Yüzüklerin Efendisi Dizisinin Belki de Şimdiye Kadarki En İyisi Olan 6. Bölümün İncelemesi

Yüzüklerin Efendisi: Güç Yüzükleri dizisi, 6. bölümle birlikte iyice hız kazandı diyebiliriz. İnceleyelim.
Yüzüklerin Efendisi Dizisinin Belki de Şimdiye Kadarki En İyisi Olan 6. Bölümün İncelemesi

rings of power'ın 6. bölümü, zaman zaman pelennor çayırları zaman zaman da miğfer dibi havası veren soluk soluğa izlediğim, sezonun en iyi bölümüydü.

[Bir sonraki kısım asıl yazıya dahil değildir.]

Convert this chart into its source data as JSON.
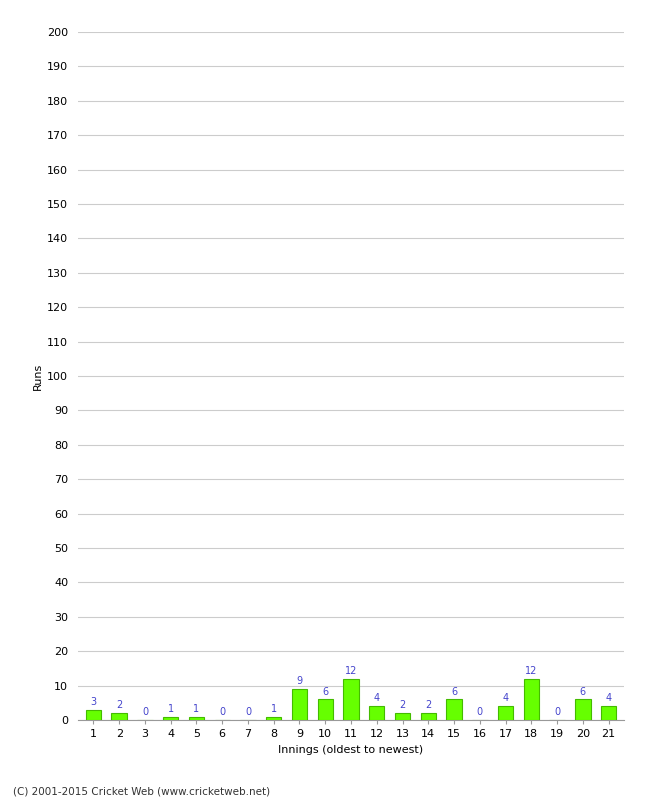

>> orkların, güneyli insanlara saldırısı ile başlıyor bölüm. adar'ın “gaza getiren” konuşmasıyla hareket ediyorlar ve insanların kulede kurduğu tuzak ile kayıplar verip köye doğru ilerliyorlar. kulede savunma yapmak varken neden açık alandaki köye gittiler orası bana çok mantıklı gelmedi. planlarının da başarısız olduğunu gördük zaten.

>> arondir, bronwyn ile ilişkisi hariç iyi bir karakter. ten rengi hariç bir elften beklenen sakinliği, onuru ve gücü onda görebiliyoruz.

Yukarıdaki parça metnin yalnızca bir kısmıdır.